When Meer had stood at her own father’s grave and heard this prayer circling around her, she’d thought of Nicolas and wondered if somehow in his past he’d been a father or grandfather or brother who’d been unable to complete the mourning process for a child. Who’d failed at gathering a minyan and making sure the proper prayers were said. A father or a grandfather or a brother who must have died or been killed, with this unfinished business of grief still on his mind.
Beside her, Rebecca sighed and Meer looked over to see tears and an expression of wonder on the woman’s face. The room was silent. The minyan had stopped their chanting. The Kaddish had been said. Nicolas was as quiet now as the others. He sat at his desk, staring down at his drawing, not frantically chanting or moving side to side or sketching. He was absolutely still.
Rebecca went to him, got down on her knees by his side. “Nicolas?” she whispered.
The little boy turned and looked at his mother. There was confusion but also something vitally alive in eyes that had been dead before. He was no longer a child disconnected from himself or the world. Yes, he was pale and looked fragile and would certainly need help but he could see what was in front of him for the first time in a long time and what he saw was his mother reaching out for him and as she gently held him, his hands moved to grip her arms.
Over her son’s head, Rebecca looked up at Meer.
“Do you have children?” she asked.
“No.”
“Then you can’t understand the depth of my thanks.”
Meer wondered what Nicolas would remember. What he’d be able to explain about the last six months of his life when he was older, when he was her age, when someone asked him what had happened to him. Would he remember the sensation of today’s vibrations in his body, in his blood, in his bones?
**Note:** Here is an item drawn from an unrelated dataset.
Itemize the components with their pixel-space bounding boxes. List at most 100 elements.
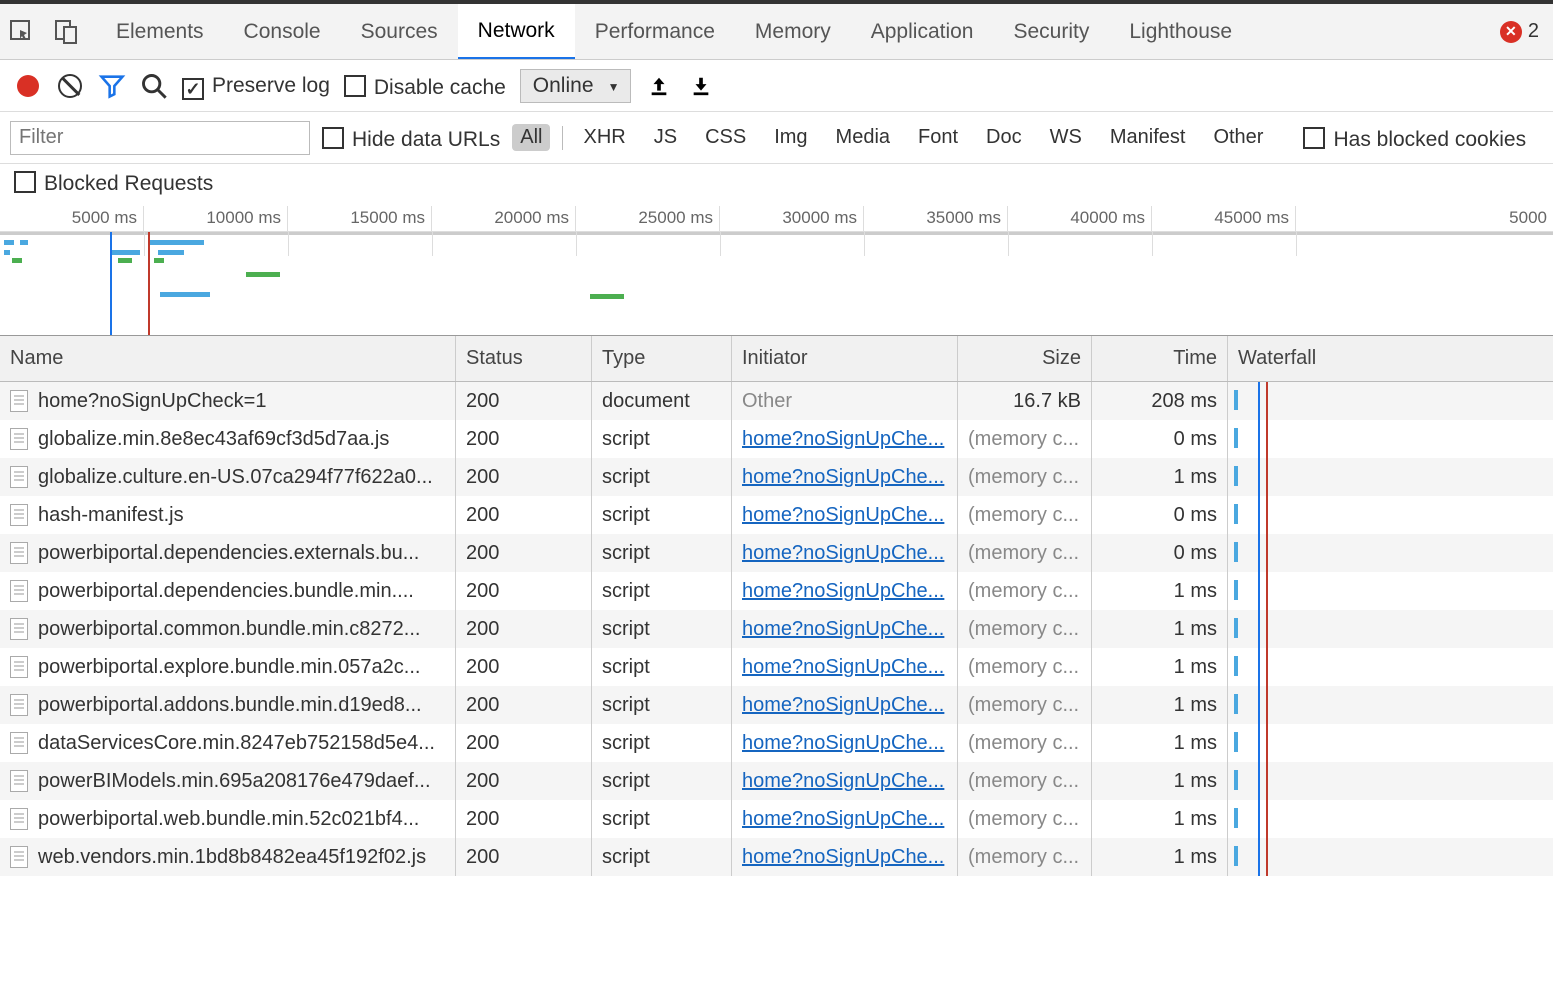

Her father would have loved to see what she’d just seen. He’d explain it using theories about the resilience of the human spirit and the human soul, and connect them to his ideas about binaural beats and what Pythagoras believed about reincarnation and mathematics, numbers, sounds and circular time.
With his irrepressible optimism her father would use all this as proof of what he’d always wanted her to understand about her own past and her future.
You see how simple it is? All you have to do
—she could hear him say—
is open yourself up to the cosmos as it lays itself before you. See it in all its mysterious dimensions. Without prejudice. Without assumption. There’s music waiting for you to write, sweetheart. All you ever needed was the key to open yourself to it. And that key is the wonder of the world. All the songs you could never remember but couldn’t forget? You can find them now.